Sen. Alan Cranston (D-Calif.), a critic of the U.S.-China nuclear cooperation pact signed this summer, said this week that China "has not shown, in its discussions of nuclear commerce" with Iran's Rafsanjani, "anywhere near the type of prudence we would expect."
Cranston accused the Chinese of exporting nuclear bomb-making technology to five nuclear "outlaw" nations -- Brazil, Argentina, Pakistan, Iran and South Africa -- after discussions between U.S. and Chinese officials concerning the importance of curbing such exports.
The Foreign Ministry statement confirmed that China has a peaceful nuclear cooperation agreement with Pakistan but denied a similar relationship with Iran. It was one of the few times that China has acknowledged having such a relationship with Pakistan. China's Vice Premier Li Peng did so in January in remarks relating to the development of a nuclear reactor for peaceful purposes inside China.
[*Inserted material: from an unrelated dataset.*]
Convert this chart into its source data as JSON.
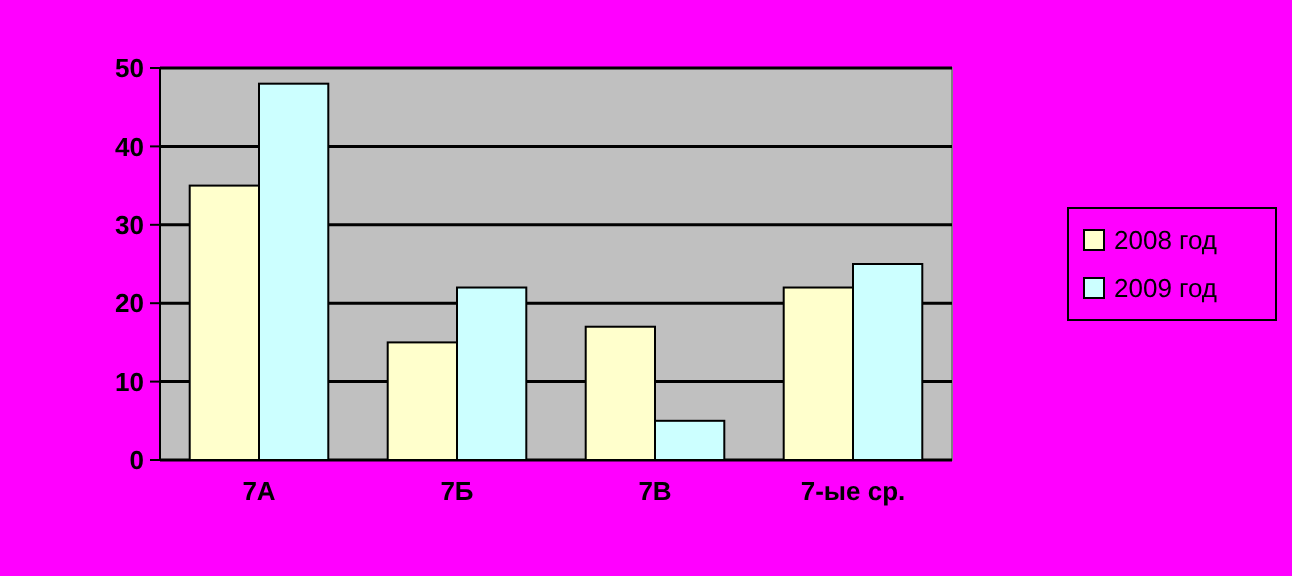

The statement said China's "cooperation in the field of nuclear energy with other countries, such as France, Federal [West] Germany, the United States, Brazil, Pakistan and Japan, whether ongoing or under discussion, serves and will serve only peaceful purposes instead of any nonpeaceful purposes."
Allegations that China helped Pakistan to design nuclear weapons caused the Reagan administration to delay submitting the U.S.-China nuclear pact to Congress until July. Unless rejected by a majority of the Congress, the agreement will take effect in January 1986.
Leading Chinese officials have given several assurances over the past year and a half that China does not practice nuclear proliferation. China has joined the International Atomic Energy Agency and recently expressed willingness to have certain nuclear facilities inspected.